Siempre queda alguien que acude al cine sin la más remota idea de qué es lo que va a ver, y que con un título como este sale preguntándose dónde demonios se han escondido los fantasmas. Es probablemente el detalle más simpático de una velada de cine dedicada a un nuevo caso de actor con deseos de evolución. Lógico, tras una vida profesional recibiendo órdenes delante de la cámara, sentirse capaz de ponerse detrás y hacer lo que tantas veces ha mandado el jefe. Así llega Matt Dillon a interpretar y dirigir su película, una vocación rodeada de algunos nombres (el gordito Pardieu siempre acompaña) para tratar de defender un estilo propio.
Con una cámara muy activa, aspirando a un toque modernito poco necesario (y por si solo, nada solucionador), y una banda sonora oriental de corte hortera-intencionado (que llega a saturar), se monta una de delincuentes bastante insípida, con un único rasgo destacado: el surrealismo que aparece cuando formando montañas de esperpento, la fealdad y suciedad del escenario Camboyano, da un giro más en enrarecimiento.
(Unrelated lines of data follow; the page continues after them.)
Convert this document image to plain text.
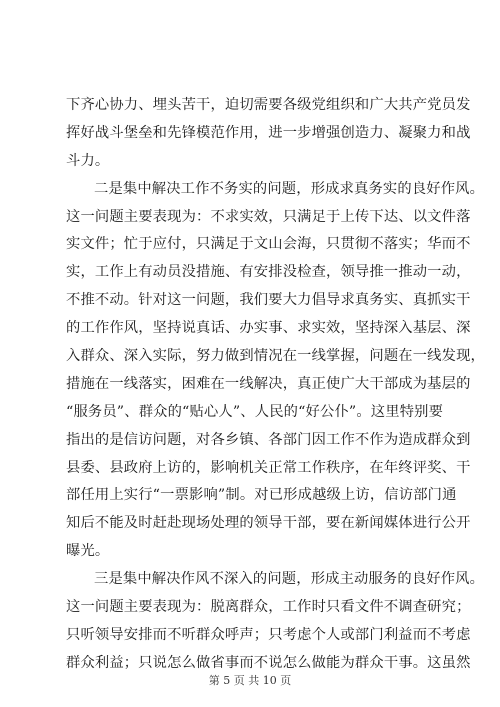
下齐心协力、埋头苦干，迫切需要各级党组织和广大共产党员发
挥好战斗堡垒和先锋模范作用，进一步增强创造力、凝聚力和战
斗力。
二是集中解决工作不务实的问题，形成求真务实的良好作风。
这一问题主要表现为：不求实效，只满足于上传下达、以文件落
实文件；忙于应付，只满足于文山会海，只贯彻不落实；华而不
实，工作上有动员没措施、有安排没检查，领导推一推动一动，
不推不动。针对这一问题，我们要大力倡导求真务实、真抓实干
的工作作风，坚持说真话、办实事、求实效，坚持深入基层、深
入群众、深入实际，努力做到情况在一线掌握，问题在一线发现，
措施在一线落实，困难在一线解决，真正使广大干部成为基层的
“服务员”、群众的“贴心人”、人民的“好公仆”。这里特别要
指出的是信访问题，对各乡镇、各部门因工作不作为造成群众到
县委、县政府上访的，影响机关正常工作秩序，在年终评奖、干
部任用上实行“一票影响”制。对已形成越级上访，信访部门通
知后不能及时赶赴现场处理的领导干部，要在新闻媒体进行公开
曝光。
三是集中解决作风不深入的问题，形成主动服务的良好作风。
这一问题主要表现为：脱离群众，工作时只看文件不调查研究；
只听领导安排而不听群众呼声；只考虑个人或部门利益而不考虑
群众利益；只说怎么做省事而不说怎么做能为群众干事。这虽然
第 5 页 共 10 页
En cuanto a la trama, para estafitas y malversaciones con mafiosos sin escrúpulos -fuente de dura violencia que provoque alguna emoción en el aburrimiento-, no es precisamente un ejemplo de narración. La confusión y la desidia se van alternando intermitentemente, de forma tan gris que no podremos saber cuál de las dos es la responsable de que en ese momento concreto estemos mirando el techo. Preguntándonos cada cuánto lo limpian, y cuando fue la última vez que lo hicieron.
No parece que de todo esto se vaya a sacar una conclusión positiva. En su particularidad casi excéntrica, en el deseo voluntarioso se acaba todo. Quizá al chico le queden ganas de repetir. Que se lo piense antes... o que antes se haga unos cortos.